As it is, the quality of the beer portfolio continues to degrade. Analysts see Samuel Adams sales continuing to fall by double-digit rates, far outpacing the gains it might be making with new product introductions like Sam '76, a lager-ale blend; Samuel Adams New England IPA, a trendy beer that eschews clarity for a cloudier look; and Angry Orchard Rose, a rose cider. Boston Beer admits the success of its 2018 product introductions is not something easily repeatable, as President and CEO Dave Burwick noted when he said, "I think we beat the odds significantly this year from an innovation perspective." Boston Beer does have new products in the works for 2019 that revolve around the trend of "health and wellness." Still, it's not counting on catching lightning in a bottle two years in a row.

The cost of winning

To compensate, Boston Beer is going to support its existing innovation portfolio going into the second year -- what it calls its sophomore innovation -- to get as much growth and distribution out of new offerings as possible.

The problem is, it's costing the brewer a lot of money to do so.
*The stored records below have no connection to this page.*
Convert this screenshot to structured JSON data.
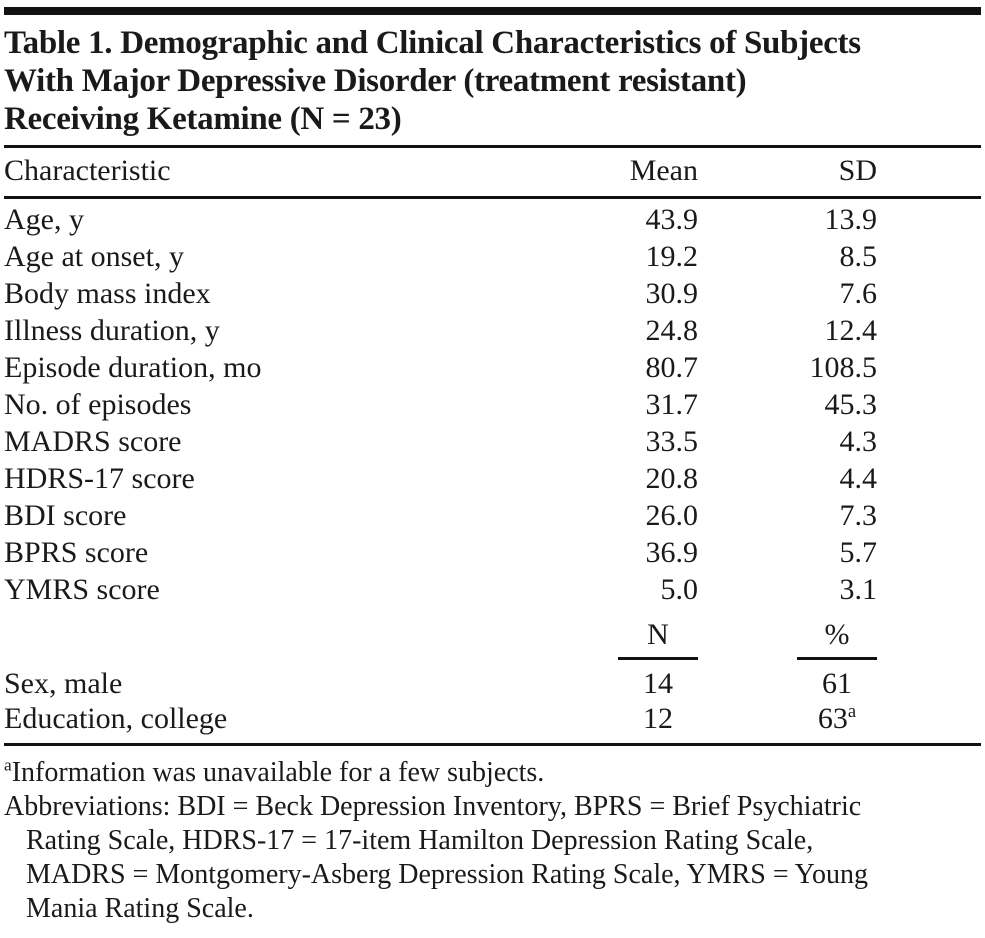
{
  "document": {
    "title_lines": [
      "Table 1. Demographic and Clinical Characteristics of Subjects",
      "With Major Depressive Disorder (treatment resistant)",
      "Receiving Ketamine (N = 23)"
    ],
    "table": {
      "header": {
        "characteristic": "Characteristic",
        "mean": "Mean",
        "sd": "SD"
      },
      "mean_sd_rows": [
        {
          "label": "Age, y",
          "mean": "43.9",
          "sd": "13.9"
        },
        {
          "label": "Age at onset, y",
          "mean": "19.2",
          "sd": "8.5"
        },
        {
          "label": "Body mass index",
          "mean": "30.9",
          "sd": "7.6"
        },
        {
          "label": "Illness duration, y",
          "mean": "24.8",
          "sd": "12.4"
        },
        {
          "label": "Episode duration, mo",
          "mean": "80.7",
          "sd": "108.5"
        },
        {
          "label": "No. of episodes",
          "mean": "31.7",
          "sd": "45.3"
        },
        {
          "label": "MADRS score",
          "mean": "33.5",
          "sd": "4.3"
        },
        {
          "label": "HDRS-17 score",
          "mean": "20.8",
          "sd": "4.4"
        },
        {
          "label": "BDI score",
          "mean": "26.0",
          "sd": "7.3"
        },
        {
          "label": "BPRS score",
          "mean": "36.9",
          "sd": "5.7"
        },
        {
          "label": "YMRS score",
          "mean": "5.0",
          "sd": "3.1"
        }
      ],
      "subheader": {
        "n": "N",
        "pct": "%"
      },
      "count_rows": [
        {
          "label": "Sex, male",
          "n": "14",
          "pct": "61",
          "pct_sup": ""
        },
        {
          "label": "Education, college",
          "n": "12",
          "pct": "63",
          "pct_sup": "a"
        }
      ]
    },
    "footnotes": {
      "a_sup": "a",
      "a_text": "Information was unavailable for a few subjects.",
      "abbreviations": "Abbreviations: BDI = Beck Depression Inventory, BPRS = Brief Psychiatric Rating Scale, HDRS-17 = 17-item Hamilton Depression Rating Scale, MADRS = Montgomery-Asberg Depression Rating Scale, YMRS = Young Mania Rating Scale."
    }
  }
}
For example, the Truly brand of seltzer introduced a berry-flavored variety pack, and while exceptionally popular, it's been driving significant sales toward cans, especially slim cans. The brewer also pointed to incremental costs it will face related to increasing production volumes at contract breweries as well as higher labor costs at its own breweries.
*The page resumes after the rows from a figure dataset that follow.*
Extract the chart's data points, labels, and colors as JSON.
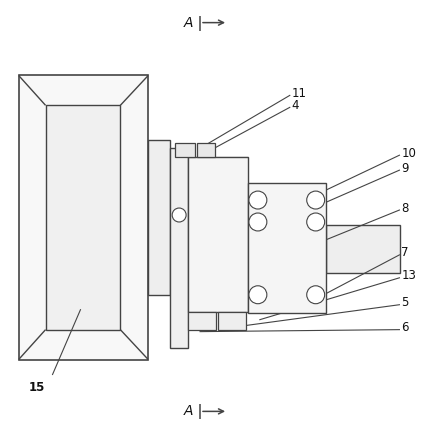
{
  "bg_color": "#ffffff",
  "line_color": "#444444",
  "label_color": "#111111",
  "figsize": [
    4.43,
    4.34
  ],
  "dpi": 100
}
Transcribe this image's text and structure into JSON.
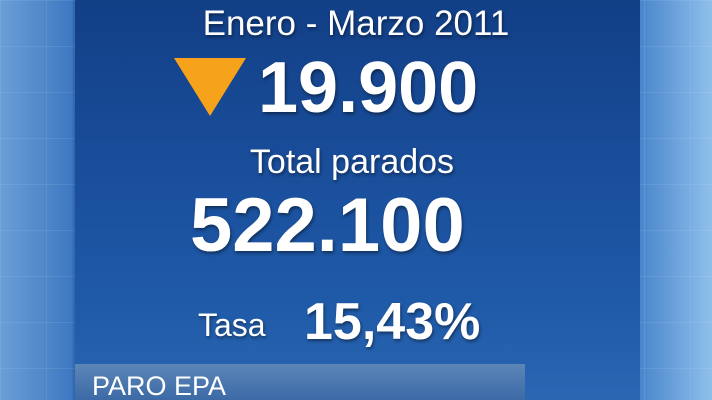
{
  "period": "Enero - Marzo 2011",
  "change": "19.900",
  "total": {
    "label": "Total parados",
    "value": "522.100"
  },
  "rate": {
    "label": "Tasa",
    "value": "15,43%"
  },
  "footer": "PARO EPA"
}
Because Boston Beer will be increasing how much it spends on advertising, promotional, and selling expenses to somewhere between $15 million and $25 million for all of 2018, while also increasing its general and administrative expenses by $10 million to $20 million for the full year, the brewer has reduced expectations for gross margins this year to be between 50% and 52%, down from its prior guidance of 51% to 53%. Next year, it anticipates margins reaching as much as 53% as its cost-saving plans are realized, but it won't see the full benefit of its target of 1% annual margin growth for a few years.

Tough road ahead

That makes Boston Beer an expensive stock at these levels. It's trading at 45 times trailing earnings and 34 times this year's estimates. While the company needs to spend more to support its products and invest in new innovations, these tactics come at a price. Boston Beer is also going to be facing some tough depletion comparables in the quarters ahead: Just as 2018 was marked by stepping over very low hurdles, 2019 will see the bars set much higher.

The organization still needs to figure out how to reverse the decline of the Samuel Adams brand. It has a new ad campaign to highlight the beverage featuring founder and chairman Jim Koch -- always an effective advocate for the authenticity of the beer -- but Boston Beer will be positioning the product more as an alternative to mass-brewed lagers rather than as a craft beer specialty, which is a new tack that may not pay off.

Boston Beer has had a remarkable run this year, with shares 52% higher than where they started, but its wide-ranging innovation isn't cheap, and the high cost of investing in new products may mean the brewer will run flat for a while.